The first thing she heard was a shuffle above, indicating an illicit opening of the front door. A single, dancing slit of firelight illuminated the girl’s slowly stirring body as it woke — reacting instinctively to the additional visitor in her abode. And then stillness. All she could hear above the din of the world outside burning was her own shallow breathing, that of a creature of the night resting fearfully in its nest. Before she could rise, she would be stopped. This was all her attacker, lurking omnisciently above, knew for certain.

There was a crash and a splintering of drywall as the ceiling shattered. Descending in a glowing pillar of dust and foreboding, the attacker landed gracefully at the foot of the bed. The Girl’s red eyes darted upward with a visceral fear exclusive to the undead: the dispassionate crave of self-preservation.

“You?” She asked, her voice harsh from lack of use.

“Yes,” came the instantaneous reply. Suddenly, in a movement faster than those of this world are primed to expect, the attacker drew its wooden stake and plunged it deep into the girl’s very soul. The girl struggled with the weapon, attempting fruitlessly to remove it from her body. Light began to leak out from the edges of the wound.
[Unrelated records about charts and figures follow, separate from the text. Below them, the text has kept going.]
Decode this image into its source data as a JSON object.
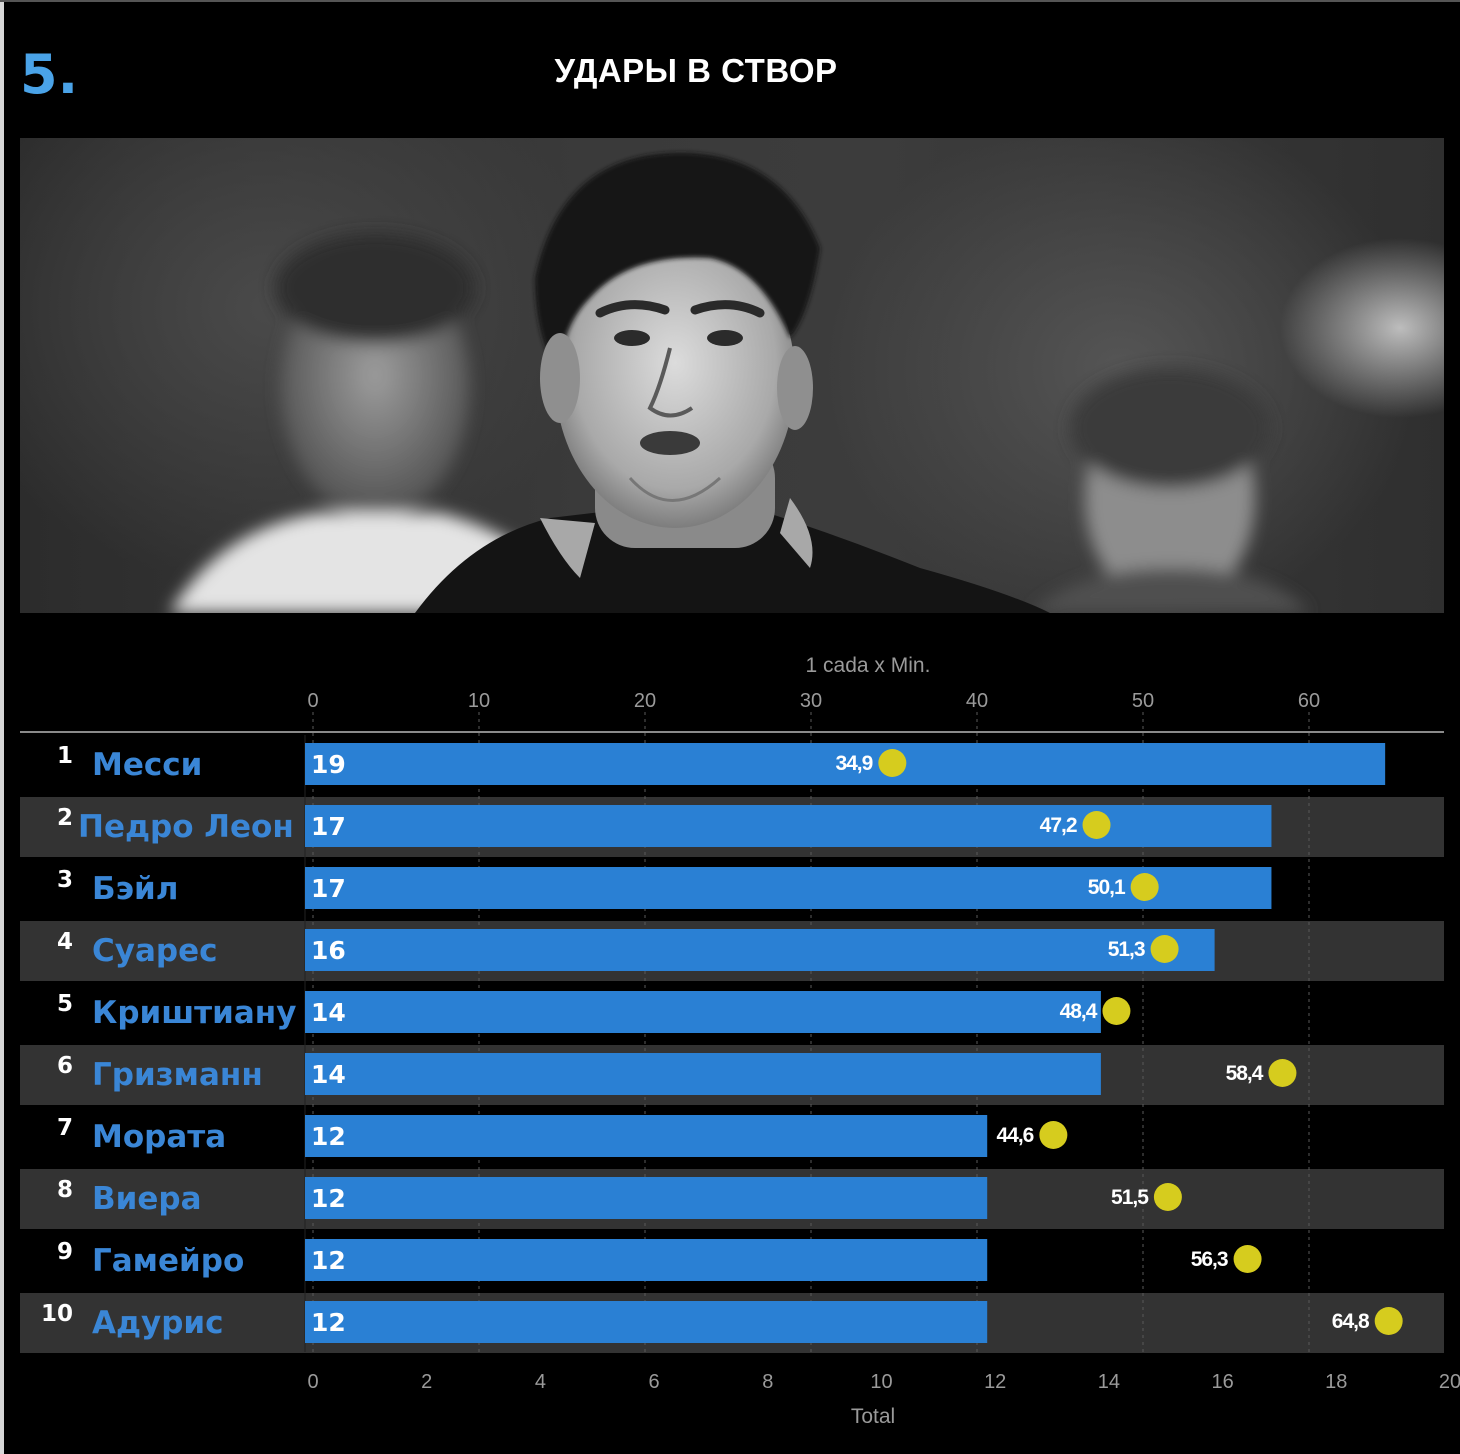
{
  "header": {
    "number": "5.",
    "title": "УДАРЫ В СТВОР"
  },
  "photo": {
    "description_icon": "player-portrait-photo"
  },
  "colors": {
    "background": "#000000",
    "row_alt": "#333333",
    "bar": "#2a80d4",
    "dot": "#d6cc1e",
    "name": "#3a86d6",
    "number_accent": "#4aa3e8"
  },
  "chart_data": {
    "type": "bar",
    "orientation": "horizontal",
    "categories": [
      "Месси",
      "Педро Леон",
      "Бэйл",
      "Суарес",
      "Криштиану",
      "Гризманн",
      "Мората",
      "Виера",
      "Гамейро",
      "Адурис"
    ],
    "ranks": [
      "1",
      "2",
      "3",
      "4",
      "5",
      "6",
      "7",
      "8",
      "9",
      "10"
    ],
    "series": [
      {
        "name": "Total",
        "values": [
          19,
          17,
          17,
          16,
          14,
          14,
          12,
          12,
          12,
          12
        ],
        "value_labels": [
          "19",
          "17",
          "17",
          "16",
          "14",
          "14",
          "12",
          "12",
          "12",
          "12"
        ]
      },
      {
        "name": "1 cada x Min.",
        "values": [
          34.9,
          47.2,
          50.1,
          51.3,
          48.4,
          58.4,
          44.6,
          51.5,
          56.3,
          64.8
        ],
        "value_labels": [
          "34,9",
          "47,2",
          "50,1",
          "51,3",
          "48,4",
          "58,4",
          "44,6",
          "51,5",
          "56,3",
          "64,8"
        ]
      }
    ],
    "bottom_axis": {
      "title": "Total",
      "range": [
        0,
        20
      ],
      "ticks": [
        "0",
        "2",
        "4",
        "6",
        "8",
        "10",
        "12",
        "14",
        "16",
        "18",
        "20"
      ]
    },
    "top_axis": {
      "title": "1 cada x Min.",
      "range": [
        0,
        68.5
      ],
      "ticks": [
        "0",
        "10",
        "20",
        "30",
        "40",
        "50",
        "60"
      ]
    },
    "grid": true
  }
}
A crimson flash emanated from the stilling girl, basking the room in the essence of hellfire itself. “It is I.”

And the girl’s very being was purged from this existence, ripped from her broken body, damned eternally to its next.

Her consciousness, flung from her mortal self, landed squarely at the feet of her oppressor, the one that had bound her to this ever-present fate.

“I am sorry,” said God. “This is the way it had to be.”

The girl’s retort emerged as ephemerally as the substanceless clouds which made up the ground beneath her feet: “I am not a witch.”